Languages don’t count against the IQ limit on skills/spells known.
If you want languages to be a big factor in your setting, it’s counter-productive to place a tight limit on how many languages a character can know. It’s even worse if knowing a language comes at the expense of a more practical skill. If Conan can learn to speak the local tongue wherever he goes, then that’s something I want player characters to be able to do.
This also means that if you’re using my skills raise attributes rule then a good way for a Wizard to increase IQ is to study lots of esoteric languages. I like that a lot.
On the Job Training
Borrowing from Rob Conley’s house rules for experience in GURPS by way of Runequest, I’m going to allow some extra XP for “on the job training.”
You get 100 XP for every 30 days of “On the Job Training.”
This is particularly applicable to learning new languages, since that means 30 days of immersion in the culture grants you enough XP to take the Language as a skill… and it doesn’t even count against your limit.
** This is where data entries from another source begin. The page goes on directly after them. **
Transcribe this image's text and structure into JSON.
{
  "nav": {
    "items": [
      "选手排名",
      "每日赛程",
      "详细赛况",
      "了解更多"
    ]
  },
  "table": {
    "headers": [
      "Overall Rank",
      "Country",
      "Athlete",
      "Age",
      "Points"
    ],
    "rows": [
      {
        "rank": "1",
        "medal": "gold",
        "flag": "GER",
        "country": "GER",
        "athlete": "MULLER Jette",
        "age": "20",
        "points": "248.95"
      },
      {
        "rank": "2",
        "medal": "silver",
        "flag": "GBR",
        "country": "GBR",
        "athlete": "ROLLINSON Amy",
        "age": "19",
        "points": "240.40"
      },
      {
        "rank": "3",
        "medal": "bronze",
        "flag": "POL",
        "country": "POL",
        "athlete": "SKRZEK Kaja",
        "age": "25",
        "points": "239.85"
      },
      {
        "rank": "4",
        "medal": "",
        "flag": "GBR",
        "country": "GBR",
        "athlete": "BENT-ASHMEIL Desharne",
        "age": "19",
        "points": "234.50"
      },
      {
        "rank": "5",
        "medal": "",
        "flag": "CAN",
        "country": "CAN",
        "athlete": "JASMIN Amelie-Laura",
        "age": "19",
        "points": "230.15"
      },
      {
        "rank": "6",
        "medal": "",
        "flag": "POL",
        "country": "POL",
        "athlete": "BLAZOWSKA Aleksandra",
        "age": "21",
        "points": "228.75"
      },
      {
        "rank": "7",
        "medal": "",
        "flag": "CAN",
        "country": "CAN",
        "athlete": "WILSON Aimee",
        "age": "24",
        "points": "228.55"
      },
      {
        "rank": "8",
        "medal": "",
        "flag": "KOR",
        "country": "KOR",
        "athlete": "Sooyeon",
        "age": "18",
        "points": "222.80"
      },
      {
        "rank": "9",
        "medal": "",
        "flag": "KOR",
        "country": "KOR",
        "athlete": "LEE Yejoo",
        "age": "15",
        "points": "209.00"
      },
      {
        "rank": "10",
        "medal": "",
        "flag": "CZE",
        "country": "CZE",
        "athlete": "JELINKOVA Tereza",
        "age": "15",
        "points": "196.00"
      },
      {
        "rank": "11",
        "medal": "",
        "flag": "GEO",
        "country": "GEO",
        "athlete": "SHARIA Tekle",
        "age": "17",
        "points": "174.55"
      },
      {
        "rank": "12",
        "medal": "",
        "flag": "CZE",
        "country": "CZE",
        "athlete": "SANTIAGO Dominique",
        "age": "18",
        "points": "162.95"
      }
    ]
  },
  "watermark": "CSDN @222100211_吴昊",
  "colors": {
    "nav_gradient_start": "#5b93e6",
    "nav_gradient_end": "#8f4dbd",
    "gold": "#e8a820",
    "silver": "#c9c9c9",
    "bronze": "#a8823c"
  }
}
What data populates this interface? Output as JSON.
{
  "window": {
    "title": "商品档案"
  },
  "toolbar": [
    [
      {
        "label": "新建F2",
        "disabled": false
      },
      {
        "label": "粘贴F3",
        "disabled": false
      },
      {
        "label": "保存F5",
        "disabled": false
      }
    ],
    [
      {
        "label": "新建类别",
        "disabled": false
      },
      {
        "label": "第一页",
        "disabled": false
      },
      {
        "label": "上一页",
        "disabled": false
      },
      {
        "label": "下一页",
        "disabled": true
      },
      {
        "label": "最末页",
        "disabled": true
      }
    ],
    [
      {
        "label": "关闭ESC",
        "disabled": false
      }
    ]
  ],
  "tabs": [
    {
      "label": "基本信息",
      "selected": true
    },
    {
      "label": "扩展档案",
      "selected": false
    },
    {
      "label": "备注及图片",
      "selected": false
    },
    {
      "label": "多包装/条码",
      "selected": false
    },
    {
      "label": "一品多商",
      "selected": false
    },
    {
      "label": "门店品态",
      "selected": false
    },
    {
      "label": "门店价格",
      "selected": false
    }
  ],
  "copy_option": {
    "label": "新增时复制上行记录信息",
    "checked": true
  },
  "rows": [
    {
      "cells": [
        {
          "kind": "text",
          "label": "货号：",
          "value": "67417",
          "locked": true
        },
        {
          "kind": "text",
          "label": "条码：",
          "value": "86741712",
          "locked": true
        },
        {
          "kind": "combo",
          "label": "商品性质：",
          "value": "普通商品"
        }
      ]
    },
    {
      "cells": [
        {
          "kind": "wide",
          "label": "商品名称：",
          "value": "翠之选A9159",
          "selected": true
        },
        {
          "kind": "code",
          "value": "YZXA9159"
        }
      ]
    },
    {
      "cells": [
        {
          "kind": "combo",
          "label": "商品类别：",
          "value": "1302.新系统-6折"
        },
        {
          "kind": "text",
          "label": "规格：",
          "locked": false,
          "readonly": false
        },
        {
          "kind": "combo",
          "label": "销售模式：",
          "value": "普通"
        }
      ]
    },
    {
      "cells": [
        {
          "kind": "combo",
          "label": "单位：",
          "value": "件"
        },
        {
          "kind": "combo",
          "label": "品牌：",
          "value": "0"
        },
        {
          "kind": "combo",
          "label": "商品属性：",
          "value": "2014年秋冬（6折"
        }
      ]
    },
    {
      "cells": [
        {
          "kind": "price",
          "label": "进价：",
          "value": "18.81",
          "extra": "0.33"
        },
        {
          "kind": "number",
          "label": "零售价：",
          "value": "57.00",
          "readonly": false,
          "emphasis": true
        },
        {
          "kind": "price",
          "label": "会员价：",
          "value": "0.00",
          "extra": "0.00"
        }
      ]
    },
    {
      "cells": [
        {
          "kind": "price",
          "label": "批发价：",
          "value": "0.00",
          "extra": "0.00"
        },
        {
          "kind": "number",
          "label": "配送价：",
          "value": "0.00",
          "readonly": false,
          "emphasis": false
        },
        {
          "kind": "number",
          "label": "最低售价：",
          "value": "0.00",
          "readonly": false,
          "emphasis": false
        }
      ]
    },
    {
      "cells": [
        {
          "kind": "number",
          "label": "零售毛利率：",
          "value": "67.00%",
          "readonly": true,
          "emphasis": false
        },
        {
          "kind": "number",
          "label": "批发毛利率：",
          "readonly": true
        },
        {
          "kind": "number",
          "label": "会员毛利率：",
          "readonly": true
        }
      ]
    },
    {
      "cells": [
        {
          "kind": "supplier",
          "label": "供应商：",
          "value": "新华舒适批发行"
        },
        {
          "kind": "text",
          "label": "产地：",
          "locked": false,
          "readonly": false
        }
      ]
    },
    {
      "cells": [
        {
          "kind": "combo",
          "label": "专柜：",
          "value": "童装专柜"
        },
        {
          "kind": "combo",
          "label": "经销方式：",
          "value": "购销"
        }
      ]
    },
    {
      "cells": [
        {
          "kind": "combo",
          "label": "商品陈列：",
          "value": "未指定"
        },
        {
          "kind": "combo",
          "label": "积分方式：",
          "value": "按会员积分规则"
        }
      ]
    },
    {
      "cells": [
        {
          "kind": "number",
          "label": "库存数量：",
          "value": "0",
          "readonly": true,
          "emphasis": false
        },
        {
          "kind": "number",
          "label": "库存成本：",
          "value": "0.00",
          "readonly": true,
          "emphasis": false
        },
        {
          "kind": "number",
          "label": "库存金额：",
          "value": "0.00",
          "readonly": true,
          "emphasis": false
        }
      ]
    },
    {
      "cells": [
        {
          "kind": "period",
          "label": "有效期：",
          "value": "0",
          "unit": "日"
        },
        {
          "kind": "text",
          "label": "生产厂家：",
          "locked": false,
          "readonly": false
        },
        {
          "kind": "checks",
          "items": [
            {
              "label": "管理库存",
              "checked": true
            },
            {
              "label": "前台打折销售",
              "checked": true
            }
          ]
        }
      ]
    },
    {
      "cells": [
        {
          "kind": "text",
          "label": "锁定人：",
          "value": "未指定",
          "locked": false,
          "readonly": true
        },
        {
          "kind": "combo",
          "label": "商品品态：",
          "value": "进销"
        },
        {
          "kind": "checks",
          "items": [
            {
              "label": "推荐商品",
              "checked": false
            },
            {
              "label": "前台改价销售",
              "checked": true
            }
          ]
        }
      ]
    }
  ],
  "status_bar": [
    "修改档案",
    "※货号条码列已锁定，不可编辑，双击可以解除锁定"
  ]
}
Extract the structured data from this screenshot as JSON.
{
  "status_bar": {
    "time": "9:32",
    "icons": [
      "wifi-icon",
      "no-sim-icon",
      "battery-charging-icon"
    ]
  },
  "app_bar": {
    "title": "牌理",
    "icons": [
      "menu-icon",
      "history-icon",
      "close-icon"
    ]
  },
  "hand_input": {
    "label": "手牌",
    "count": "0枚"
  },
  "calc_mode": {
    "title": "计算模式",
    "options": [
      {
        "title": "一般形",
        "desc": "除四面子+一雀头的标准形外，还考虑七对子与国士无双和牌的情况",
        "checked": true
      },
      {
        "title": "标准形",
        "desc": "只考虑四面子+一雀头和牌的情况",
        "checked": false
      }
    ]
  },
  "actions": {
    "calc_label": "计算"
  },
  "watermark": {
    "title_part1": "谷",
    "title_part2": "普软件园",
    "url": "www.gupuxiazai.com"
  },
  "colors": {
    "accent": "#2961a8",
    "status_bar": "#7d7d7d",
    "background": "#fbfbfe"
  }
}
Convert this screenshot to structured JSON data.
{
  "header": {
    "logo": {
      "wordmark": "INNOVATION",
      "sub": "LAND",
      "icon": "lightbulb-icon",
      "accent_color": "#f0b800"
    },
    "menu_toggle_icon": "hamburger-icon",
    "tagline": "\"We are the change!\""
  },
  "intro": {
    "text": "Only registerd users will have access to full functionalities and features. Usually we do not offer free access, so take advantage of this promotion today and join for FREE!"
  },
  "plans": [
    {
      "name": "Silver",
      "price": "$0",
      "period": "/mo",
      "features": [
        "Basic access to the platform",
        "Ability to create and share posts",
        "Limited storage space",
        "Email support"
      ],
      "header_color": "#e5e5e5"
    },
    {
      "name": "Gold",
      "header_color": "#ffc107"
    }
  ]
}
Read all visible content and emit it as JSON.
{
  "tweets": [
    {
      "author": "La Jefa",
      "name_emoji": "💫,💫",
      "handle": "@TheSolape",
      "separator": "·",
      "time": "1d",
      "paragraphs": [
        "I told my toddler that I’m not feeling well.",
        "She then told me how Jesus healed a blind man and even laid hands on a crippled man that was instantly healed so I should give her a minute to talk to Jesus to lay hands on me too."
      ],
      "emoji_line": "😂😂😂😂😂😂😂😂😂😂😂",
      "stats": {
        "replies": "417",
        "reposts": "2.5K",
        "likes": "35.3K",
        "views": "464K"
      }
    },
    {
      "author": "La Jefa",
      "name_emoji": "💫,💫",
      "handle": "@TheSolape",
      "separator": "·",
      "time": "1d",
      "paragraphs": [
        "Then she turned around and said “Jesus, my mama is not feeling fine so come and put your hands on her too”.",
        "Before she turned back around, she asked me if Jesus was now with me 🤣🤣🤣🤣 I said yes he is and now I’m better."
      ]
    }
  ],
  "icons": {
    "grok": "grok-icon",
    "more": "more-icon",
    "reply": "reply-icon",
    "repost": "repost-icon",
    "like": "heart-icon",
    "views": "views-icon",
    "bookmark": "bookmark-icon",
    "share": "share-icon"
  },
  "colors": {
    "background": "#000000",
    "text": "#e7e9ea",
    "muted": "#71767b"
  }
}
You could also use it to pick up other skills you’ve been practicing, such as sailing or riding camels, which is again a staple of pulp fiction…though those do count against your IQ limit.
Why not 1 XP every three days? I really think it should be a block of training that you can explain by the adventures you are having and the culture you find yourself in. A slow trickle of XP would, IMO, tend to get lost among the XP you’re getting for your skill checks. Getting it in a chunk, and only if you’ve spend at least a month in a situation that counts as practicing the skill, gives a much more concrete sense of “I learned the ways of the Tiger-men tribe during our journey across the mountains.” Update: after publishing this I decided to change it to 30 days (from 45), since month-by-month is way more convenient to track.
This seems particularly important in HOW, since in TFT if you want room for a new skill, you can always just bump up your IQ. The IQ limits on skills in TFT were never one of my favorite parts of the system, since they seemed pretty arbitrary, but they did serve as a form of niche protection. In a class-based system, if you’re the party Rogue, say, then non-rogue characters aren’t likely to outshine you in your area of expertise, if they could even attempt the same tasks. In a pure skill-based system, particularly one where it’s stat+skill, you can be faced with the situation where somebody steals your thunder even though it’s entirely incidental to their character concept. E.g. as Rogue you’re the party “Face”, using your Act/Disguise and Detect/Tell Lies skills… until the Wizard spends some points on taking the first level of each and is instantly better than you because of his high IQ. The IQ limits on skills & spells make that a much less attractive proposition for the Wizard, who will have to forgo two of his precious spell slots for those extraneous skills. So I’m probably going to let those stand, at least for now. If it starts to seem too constraining down the road, I might liberalize it a little, for instance by allowing purchase of skills beyond the IQ limit for a higher price, or separating spells out from skill when it comes to the IQ barrier.